Nem eu sei porque razão ela chama a minha atenção.
Sinto! 
Como se fosse possível dizer o que sinto! Como se houvesse alguma relação  do sentimento com a sensação!
Contentar-me-ia se pudesse voltar a olhar a estátua escondida num recanto de agosto - mais do que olhar é já perversão...
Talvez não.

17.10.19

Falam-te de água...

Basta uma palavra, inesperada, para nos fazer saltar...
Por exemplo, 'trinfar'...

Falam-te de água as
andorinhas no trinfar dos beirais

cedo te falarão de mim
ainda que não saiba quando a
próxima primavera
António Souto, O Milagre do Entardecer, circularidade, Onyva, 2019

Sim, 'trinfar' existe: 'soltar a voz' (falando-se da andorinha).…  
E assim o leitor procura as águas dos beirais, que anunciam a migração, ao entardecer, na expectativa, que haja regresso da fala, sempre primaveril, bucólica.
… haja regresso da poesia do António Souto.
Por agora, a chuva cai dos beirais e fala-nos do milagre do anoitecer...

16.10.19

Neste dia

Maria Antonieta foi julgada, condenada por traição, e guilhotinada em 16 de outubro de 1793. Já lá vão 226 anos|
O edifício do Liceu Camões foi inaugurado em 16 de outubro de 1910. A desejada reabilitação está em curso lento, com ou sem nevoeiro...

Este que aqui escreve veio ao mundo, com bastante dificuldade e alguma dor, no dia 16 de outubro de 1954, pelas 6 horas da manhã.
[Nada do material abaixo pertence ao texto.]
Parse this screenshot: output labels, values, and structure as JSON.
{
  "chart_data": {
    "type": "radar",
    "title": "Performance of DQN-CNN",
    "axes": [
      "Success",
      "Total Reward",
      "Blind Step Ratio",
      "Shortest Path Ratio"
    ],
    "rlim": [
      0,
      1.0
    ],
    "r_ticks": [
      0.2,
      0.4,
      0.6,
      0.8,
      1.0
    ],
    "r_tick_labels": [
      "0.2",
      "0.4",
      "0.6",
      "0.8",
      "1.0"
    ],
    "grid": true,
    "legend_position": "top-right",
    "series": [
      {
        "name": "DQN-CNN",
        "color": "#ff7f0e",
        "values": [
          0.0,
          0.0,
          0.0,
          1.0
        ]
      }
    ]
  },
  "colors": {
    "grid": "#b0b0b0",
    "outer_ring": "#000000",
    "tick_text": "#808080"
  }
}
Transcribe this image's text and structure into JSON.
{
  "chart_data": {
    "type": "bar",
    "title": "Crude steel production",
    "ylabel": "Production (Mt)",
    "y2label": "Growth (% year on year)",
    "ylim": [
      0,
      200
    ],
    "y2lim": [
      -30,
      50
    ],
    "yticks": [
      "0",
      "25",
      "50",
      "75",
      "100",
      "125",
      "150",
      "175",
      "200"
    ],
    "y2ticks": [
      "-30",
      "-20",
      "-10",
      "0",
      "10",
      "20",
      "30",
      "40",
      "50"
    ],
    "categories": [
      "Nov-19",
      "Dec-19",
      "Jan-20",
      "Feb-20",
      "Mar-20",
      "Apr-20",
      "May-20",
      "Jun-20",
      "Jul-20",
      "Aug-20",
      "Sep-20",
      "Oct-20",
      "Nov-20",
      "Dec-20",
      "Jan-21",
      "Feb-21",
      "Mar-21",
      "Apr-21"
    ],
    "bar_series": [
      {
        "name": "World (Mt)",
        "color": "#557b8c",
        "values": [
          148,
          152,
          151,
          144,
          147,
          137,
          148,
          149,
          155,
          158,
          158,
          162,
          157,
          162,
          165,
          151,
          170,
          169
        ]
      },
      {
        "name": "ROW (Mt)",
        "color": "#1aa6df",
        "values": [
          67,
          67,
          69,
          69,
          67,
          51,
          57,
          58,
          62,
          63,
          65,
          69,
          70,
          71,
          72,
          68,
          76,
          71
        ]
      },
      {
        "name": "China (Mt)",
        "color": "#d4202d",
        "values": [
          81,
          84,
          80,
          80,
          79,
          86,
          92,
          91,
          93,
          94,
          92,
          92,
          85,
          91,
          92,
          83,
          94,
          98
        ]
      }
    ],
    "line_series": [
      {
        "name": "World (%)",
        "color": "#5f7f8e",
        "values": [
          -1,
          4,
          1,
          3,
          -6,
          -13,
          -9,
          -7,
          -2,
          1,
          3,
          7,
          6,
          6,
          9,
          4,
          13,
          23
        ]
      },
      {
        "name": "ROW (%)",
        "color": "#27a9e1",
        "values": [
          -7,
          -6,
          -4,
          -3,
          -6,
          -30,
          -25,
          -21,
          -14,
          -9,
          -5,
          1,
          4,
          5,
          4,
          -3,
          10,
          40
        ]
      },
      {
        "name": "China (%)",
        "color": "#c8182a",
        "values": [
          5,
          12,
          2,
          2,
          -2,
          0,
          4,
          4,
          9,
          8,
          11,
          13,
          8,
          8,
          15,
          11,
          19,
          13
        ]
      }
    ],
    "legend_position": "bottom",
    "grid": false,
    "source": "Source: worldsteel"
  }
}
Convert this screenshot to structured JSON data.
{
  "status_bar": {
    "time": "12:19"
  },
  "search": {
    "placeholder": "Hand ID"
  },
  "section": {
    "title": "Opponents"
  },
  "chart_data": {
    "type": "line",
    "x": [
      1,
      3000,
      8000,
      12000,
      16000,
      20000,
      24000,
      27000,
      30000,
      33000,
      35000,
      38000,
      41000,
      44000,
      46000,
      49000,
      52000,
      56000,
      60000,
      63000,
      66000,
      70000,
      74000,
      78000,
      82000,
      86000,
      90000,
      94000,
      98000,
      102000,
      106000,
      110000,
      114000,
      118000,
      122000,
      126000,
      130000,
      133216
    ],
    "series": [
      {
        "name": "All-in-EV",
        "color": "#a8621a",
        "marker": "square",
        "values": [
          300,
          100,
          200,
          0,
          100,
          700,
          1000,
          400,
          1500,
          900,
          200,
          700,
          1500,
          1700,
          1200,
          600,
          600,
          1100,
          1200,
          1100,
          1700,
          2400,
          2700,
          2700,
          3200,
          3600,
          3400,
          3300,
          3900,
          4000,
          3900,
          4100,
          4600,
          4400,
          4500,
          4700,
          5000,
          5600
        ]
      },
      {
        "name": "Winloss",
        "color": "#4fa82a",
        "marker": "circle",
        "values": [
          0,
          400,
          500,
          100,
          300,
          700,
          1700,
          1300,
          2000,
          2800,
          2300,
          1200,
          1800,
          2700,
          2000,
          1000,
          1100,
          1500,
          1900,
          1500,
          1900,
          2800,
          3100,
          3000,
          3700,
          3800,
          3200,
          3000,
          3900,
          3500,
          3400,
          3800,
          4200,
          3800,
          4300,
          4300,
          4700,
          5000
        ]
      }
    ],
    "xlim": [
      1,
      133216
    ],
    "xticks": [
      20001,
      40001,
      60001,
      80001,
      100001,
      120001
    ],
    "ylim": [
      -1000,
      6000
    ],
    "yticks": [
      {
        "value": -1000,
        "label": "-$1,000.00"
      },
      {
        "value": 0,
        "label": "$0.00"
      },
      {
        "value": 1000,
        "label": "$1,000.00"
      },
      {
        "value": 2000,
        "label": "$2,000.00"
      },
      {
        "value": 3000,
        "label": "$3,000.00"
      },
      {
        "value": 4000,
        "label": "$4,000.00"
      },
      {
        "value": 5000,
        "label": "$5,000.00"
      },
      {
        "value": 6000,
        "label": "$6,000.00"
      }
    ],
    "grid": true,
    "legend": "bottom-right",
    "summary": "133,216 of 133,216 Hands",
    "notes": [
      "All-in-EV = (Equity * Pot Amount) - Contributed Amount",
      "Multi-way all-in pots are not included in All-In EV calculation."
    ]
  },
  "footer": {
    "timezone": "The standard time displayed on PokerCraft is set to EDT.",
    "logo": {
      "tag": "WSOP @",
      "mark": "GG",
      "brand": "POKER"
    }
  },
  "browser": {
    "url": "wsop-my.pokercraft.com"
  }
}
Talvez seja esse o motivo porque gosta de se levantar cedo...
Presentemente, sente-se mais próximo do edifício projetado pelo Ventura Terra do que da Maria Antonieta pois, apesar de tudo, prefere submeter-se a algumas obras de conservação a imaginar a cabeça a separar-se do pescoço.
Enfim, há quem diga que hoje tem início uma nova vida, mas não me parece. Talvez, alguns descontos aqui e ali… sem regresso ao ponto de partida, e já distante do tempo da caruma.

15.10.19

Escrever

Há quem escreva porque tem muito para dizer e procure dizê-lo de vários modos, uns mais tradicionais, outros mais audaciosos. No entanto, muitas vezes, a audácia é filha da preguiça de quem não quer fazer o caminho antigo… Dir-se-ia que o disparate compensa…
Dizer muito ou pouco nada adianta, porque já só interessa  não o que é dito mas o que se deseja no momento, e o desejo não respeita qualquer tradição, qualquer moral… nem pode mesmo ser confundido com o cio, pois este costuma ser sazonal.
Forçado a fugir do caminho antigo, eu já só escrevo porque nada há para dizer, no sentido do interdito.

13.10.19

Por maior que seja a dor

«Il y a quelque chose de vrai quand je dis que tout bien, et même toutes les créatures, sont par rapport à Dieu moins qu'une fève comparée au monde entier. C'est pourquoi, si j'étais un homme bon et avisé, je devrais à juste titre renoncer à prier Dieu qu'il me donne la santé.» Maître Eckart (1260-1328), La Divine Consolation

Eu que, só por distração, peço qualquer coisa, começo a apreciar a teologia de Maître Eckart. Nunca me passou pela cabeça que, devido à minha incapacidade de aceitar a existência de Deus, viesse a reconhecer que um mundo sem Criador fosse absurdo… A questão para Maître Eckart colocava-se de um modo distinto - se havia criaturas tinha que haver criador. E esse criador tudo definira no tempo da criação… À criatura, por maior que seja a dor, só resta agradecer os momentos em que ela se ausenta.
No essencial, a minha incompreensão nunca teve nada a ver com o Criador, mas, sim, com o Deus de dor (Cristo / o Filho) a que me deveria submeter.
A consolação não passa pela submissão.
A consolação é um modo de aceitação, em que, apesar de grão (fève), disponho de um certo número de oportunidades e, sobretudo, a oportunidade de não cortar as pernas às criaturas, minhas vizinhas.